Eggs and butter are essential ingredients in baking. An egg acts as a binder, emulsifier, and even provides lift for desserts that doesn’t call for the addition of chemical leaveners. Butter meanwhile provides the fat needed to keep desserts moist while giving it flavor that oil can’t match.
But if you read cookie dough recipes that need butter as well as eggs, it will usually instruct you to have all the ingredients, including the butter and eggs, to be “at room temperature”.
This is fine… if “room temperature” is cooler than what our normal tropical weather offers, which is usually around 80 degrees F/26 degrees C. This temperature rises even higher during the summer, where it can rise to beyond 90 degrees F/32 degrees C, which is the temperature when butter melts.
And that’s where the problem lies.
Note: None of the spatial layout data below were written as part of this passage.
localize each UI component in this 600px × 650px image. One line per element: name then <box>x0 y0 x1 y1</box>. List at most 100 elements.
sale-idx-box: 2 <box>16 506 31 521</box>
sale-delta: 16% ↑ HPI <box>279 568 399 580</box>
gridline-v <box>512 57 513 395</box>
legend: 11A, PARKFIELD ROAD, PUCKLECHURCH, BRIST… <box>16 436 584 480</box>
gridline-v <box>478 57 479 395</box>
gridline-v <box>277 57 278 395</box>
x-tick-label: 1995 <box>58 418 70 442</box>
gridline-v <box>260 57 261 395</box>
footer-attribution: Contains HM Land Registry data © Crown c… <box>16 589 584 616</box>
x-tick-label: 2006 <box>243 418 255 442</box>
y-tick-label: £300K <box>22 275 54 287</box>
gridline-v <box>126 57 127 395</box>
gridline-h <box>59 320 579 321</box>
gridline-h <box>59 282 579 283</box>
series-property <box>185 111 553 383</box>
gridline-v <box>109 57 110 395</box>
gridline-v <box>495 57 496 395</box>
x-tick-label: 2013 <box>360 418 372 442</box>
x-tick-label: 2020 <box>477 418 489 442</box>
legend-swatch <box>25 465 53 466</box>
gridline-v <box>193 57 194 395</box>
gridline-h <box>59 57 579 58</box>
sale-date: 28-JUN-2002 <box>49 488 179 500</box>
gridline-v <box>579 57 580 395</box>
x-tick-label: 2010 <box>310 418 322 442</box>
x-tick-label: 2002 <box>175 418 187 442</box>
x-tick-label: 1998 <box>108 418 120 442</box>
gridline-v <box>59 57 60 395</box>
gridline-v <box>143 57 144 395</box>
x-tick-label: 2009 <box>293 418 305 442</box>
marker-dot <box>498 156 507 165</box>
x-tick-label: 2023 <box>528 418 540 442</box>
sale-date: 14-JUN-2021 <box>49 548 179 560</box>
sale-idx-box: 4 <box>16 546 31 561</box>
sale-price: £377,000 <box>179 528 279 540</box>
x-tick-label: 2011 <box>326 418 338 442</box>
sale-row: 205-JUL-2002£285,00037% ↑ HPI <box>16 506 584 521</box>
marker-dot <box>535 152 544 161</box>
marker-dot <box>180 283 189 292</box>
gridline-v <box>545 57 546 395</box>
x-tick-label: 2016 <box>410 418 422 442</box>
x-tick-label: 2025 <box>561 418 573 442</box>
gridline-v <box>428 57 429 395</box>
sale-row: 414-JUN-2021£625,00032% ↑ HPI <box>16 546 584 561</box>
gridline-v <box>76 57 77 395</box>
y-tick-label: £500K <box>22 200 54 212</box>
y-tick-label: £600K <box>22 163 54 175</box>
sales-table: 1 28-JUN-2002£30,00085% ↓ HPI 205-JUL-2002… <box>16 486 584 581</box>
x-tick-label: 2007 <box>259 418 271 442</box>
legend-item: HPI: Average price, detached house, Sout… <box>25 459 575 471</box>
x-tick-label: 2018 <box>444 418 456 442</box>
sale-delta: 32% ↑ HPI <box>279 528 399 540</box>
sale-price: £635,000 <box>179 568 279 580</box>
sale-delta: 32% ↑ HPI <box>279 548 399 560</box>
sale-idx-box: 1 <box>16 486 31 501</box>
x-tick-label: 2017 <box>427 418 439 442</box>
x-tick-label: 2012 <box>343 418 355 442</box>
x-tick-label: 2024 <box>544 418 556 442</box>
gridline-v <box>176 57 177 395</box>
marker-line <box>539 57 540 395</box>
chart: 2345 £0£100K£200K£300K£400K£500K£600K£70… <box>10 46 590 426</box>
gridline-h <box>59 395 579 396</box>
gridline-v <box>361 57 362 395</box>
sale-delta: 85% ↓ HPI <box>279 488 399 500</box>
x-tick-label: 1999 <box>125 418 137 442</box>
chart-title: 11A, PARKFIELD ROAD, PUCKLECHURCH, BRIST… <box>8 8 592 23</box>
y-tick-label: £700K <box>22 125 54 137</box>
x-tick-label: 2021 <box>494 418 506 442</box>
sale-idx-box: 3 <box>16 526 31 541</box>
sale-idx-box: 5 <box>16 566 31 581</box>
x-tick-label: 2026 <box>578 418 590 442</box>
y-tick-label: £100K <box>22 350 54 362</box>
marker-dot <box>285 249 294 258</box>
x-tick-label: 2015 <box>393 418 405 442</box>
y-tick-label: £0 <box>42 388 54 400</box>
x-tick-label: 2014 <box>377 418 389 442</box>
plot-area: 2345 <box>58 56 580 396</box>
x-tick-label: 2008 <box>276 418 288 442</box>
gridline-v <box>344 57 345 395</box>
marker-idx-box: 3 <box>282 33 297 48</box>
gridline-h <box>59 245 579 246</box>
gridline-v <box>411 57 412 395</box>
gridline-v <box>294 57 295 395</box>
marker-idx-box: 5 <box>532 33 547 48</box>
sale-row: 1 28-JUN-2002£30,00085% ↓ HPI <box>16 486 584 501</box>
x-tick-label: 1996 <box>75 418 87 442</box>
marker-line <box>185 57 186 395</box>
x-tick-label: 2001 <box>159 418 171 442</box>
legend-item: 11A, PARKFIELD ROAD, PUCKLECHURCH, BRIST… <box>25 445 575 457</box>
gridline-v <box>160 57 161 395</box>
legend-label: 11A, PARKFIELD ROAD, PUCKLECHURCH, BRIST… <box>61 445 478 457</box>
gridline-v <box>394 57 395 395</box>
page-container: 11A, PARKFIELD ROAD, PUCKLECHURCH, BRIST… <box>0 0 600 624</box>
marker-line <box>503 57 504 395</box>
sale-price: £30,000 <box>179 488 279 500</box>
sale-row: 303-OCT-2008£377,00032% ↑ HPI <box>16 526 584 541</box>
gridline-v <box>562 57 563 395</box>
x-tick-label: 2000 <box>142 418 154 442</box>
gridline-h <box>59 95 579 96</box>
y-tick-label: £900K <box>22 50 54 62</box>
Any recipe that requires “room temperature” butter means for it to remain solid enough to be able to be “creamed”. Any warmer and you’d be using melted butter, especially once you start the creaming process. So how do you solve this melting problem, especially during the summer when room temperature is still too hot and the kitchen even hotter? Use cold eggs.
It’s a rather simple solution, and one that can save your cookie dough from turning into a melting pot before you’re ready. Not only will your cookie dough stay cool in the heat, you may not even need to chill your dough before scooping and rolling into a ball.